Das klingt erst einmal schwierig, doch es ist möglich.

Sprache hat Macht. "Hören wir das Adjektiv 'gesund', schaltet sich das Gehirn sozusagen aus", sagt Prof. Christoph Klotter. Er ist Ernährungspsychologe an der Hochschule Fulda und arbeitet in Berlin als Psychotherapeut. Der Begriff löse bei Gesunden Ängste aus, krank zu werden. Und Kranken macht er Angst vor noch mehr Krankheit.

Das bedeutet: Denken Sie um. "Ich würde daher lieber von guter Ernährung sprechen als von gesunder", sagt Klotter.

Gesunde Ernährung sei immer mit einem Appell verbunden: Ernähre dich endlich gesund! Solch ein "Du musst" löst dem Experten zufolge instinktiv Widerstand aus. "Wenn ich 'gesunde Ernährung' höre, denke ich sofort an Verzicht, Einschränkung und staatlichen Zugriff."

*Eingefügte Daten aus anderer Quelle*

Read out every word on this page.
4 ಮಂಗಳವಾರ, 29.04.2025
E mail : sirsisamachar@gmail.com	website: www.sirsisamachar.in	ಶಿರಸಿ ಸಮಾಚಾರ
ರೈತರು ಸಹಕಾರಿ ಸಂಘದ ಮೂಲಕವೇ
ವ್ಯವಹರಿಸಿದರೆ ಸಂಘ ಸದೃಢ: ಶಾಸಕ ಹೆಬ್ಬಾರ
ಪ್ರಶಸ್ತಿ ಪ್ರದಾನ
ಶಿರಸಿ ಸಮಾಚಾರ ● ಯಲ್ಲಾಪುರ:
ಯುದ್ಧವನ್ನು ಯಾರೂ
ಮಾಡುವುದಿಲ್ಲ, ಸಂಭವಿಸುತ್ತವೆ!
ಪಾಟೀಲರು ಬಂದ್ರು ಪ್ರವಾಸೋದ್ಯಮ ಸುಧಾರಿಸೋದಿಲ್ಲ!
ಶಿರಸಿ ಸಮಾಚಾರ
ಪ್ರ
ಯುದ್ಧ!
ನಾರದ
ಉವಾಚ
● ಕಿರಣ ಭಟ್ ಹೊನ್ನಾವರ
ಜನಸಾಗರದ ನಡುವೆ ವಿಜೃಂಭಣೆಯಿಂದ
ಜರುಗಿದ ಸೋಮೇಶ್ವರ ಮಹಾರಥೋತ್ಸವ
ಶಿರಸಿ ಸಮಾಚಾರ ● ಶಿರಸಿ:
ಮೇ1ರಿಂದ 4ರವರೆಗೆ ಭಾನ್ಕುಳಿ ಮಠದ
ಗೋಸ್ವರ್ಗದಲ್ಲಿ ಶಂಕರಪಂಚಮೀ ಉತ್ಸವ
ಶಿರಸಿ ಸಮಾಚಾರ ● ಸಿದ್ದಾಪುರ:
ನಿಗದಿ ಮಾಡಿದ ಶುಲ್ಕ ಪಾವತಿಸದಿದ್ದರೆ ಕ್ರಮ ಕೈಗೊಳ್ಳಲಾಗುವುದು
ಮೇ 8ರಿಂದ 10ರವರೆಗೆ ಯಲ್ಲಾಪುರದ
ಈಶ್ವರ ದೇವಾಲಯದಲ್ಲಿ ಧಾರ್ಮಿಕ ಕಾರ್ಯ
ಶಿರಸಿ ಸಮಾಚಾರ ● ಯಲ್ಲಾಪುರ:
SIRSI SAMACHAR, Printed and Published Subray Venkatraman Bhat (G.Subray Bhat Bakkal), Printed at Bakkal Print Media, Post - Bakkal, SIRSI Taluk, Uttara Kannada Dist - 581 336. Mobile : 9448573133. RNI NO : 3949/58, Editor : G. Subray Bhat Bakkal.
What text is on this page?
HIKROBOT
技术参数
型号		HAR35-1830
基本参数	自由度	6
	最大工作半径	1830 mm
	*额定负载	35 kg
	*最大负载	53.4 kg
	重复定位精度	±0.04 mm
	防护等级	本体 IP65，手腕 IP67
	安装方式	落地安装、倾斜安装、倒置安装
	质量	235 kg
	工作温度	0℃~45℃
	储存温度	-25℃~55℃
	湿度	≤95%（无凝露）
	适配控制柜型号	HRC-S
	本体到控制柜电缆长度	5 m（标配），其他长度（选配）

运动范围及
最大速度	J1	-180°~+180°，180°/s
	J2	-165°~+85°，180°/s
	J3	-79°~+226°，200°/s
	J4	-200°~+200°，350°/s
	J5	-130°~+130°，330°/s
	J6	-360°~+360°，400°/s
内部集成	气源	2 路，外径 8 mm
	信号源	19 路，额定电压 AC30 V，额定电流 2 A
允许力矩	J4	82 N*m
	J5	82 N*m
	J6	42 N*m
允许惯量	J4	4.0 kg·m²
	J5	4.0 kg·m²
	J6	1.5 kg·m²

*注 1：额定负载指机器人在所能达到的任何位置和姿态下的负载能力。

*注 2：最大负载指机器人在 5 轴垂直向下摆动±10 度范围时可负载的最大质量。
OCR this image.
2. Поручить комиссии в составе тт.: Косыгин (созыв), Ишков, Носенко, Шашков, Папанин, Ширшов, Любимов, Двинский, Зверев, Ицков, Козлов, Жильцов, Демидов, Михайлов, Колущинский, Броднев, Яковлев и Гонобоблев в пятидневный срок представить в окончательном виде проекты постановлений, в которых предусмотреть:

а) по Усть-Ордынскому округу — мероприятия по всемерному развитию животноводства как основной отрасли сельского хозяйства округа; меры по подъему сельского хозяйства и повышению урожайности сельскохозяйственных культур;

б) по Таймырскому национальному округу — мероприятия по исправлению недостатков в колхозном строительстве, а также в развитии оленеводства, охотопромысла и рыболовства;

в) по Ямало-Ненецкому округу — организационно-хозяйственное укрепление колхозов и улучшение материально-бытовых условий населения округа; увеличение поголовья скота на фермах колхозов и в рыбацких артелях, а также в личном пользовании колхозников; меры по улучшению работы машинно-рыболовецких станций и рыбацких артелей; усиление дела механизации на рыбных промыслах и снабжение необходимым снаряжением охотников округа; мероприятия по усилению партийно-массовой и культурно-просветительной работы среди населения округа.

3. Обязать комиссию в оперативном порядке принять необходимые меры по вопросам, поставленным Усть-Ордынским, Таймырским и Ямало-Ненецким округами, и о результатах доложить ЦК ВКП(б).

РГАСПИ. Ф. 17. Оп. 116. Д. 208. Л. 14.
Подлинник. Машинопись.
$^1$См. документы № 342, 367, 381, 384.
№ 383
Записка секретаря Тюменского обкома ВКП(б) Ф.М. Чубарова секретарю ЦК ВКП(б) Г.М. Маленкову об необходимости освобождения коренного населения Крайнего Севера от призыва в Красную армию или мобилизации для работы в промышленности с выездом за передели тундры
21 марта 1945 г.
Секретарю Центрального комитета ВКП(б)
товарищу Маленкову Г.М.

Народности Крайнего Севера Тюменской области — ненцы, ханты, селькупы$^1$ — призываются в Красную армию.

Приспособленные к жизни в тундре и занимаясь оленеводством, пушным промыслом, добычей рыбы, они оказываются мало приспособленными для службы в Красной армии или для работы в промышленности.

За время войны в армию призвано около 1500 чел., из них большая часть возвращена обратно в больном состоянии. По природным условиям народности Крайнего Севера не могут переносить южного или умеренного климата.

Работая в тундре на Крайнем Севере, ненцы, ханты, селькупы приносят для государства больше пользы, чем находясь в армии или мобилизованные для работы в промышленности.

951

Klotter rät dazu, sich selbst eine simple Frage zu stellen: Welche Ernährung tut mir gut? Die Antwort darauf sieht bei jedem anders aus. "Wir können immer nur individuell nach der uns passenden Ernährung schauen." Es gebe nicht für alle die eine gesunde Ernährung.

Tipp: Schreiben Sie eine Woche lang auf, was Sie essen und wie Ihnen das jeweils bekommt. "Fühle ich mich hinterher gut, entspannt und leistungsstark? Oder welches Essen ist für mich schlecht?"

Auf diese Weise beginnt das Umdenken: Gute Ernährung ist keine Verpflichtung - sondern etwas, das Sie für sich selbst tun.

Gesundes Essen beginnt mit Muße. "Wir brauchen für das Essen wieder mehr Zeit und mehr Aufmerksamkeit", sagt Klotter.

Konkret heißt das für ihn: Nicht nebenbei am Laptop etwas essen, sondern sich eine halbe Stunde Zeit nehmen für die Mahlzeit. "Wer nebenbei noch Mails anschaut, wird psychisch nicht satt. Ich muss in Ruhe essen und nicht mit dem Handy in der Hand."

Tipp: Die Ernährungsberaterin Rebecca Kunz empfiehlt: "Nehmen Sie das Essen einmal bewusst mit allen Sinnen wahr: Riechen, schmecken, fühlen, anschauen." Essen Sie bewusst langsam. Nehmen Sie kleine Bissen und kauen Sie Ihr Essen gut - Obst und Gemüse zum Beispiel entfalten ihren Geschmack erst dann so richtig. Wird mehr Speichel produziert, tut das außerdem dem Magen gut.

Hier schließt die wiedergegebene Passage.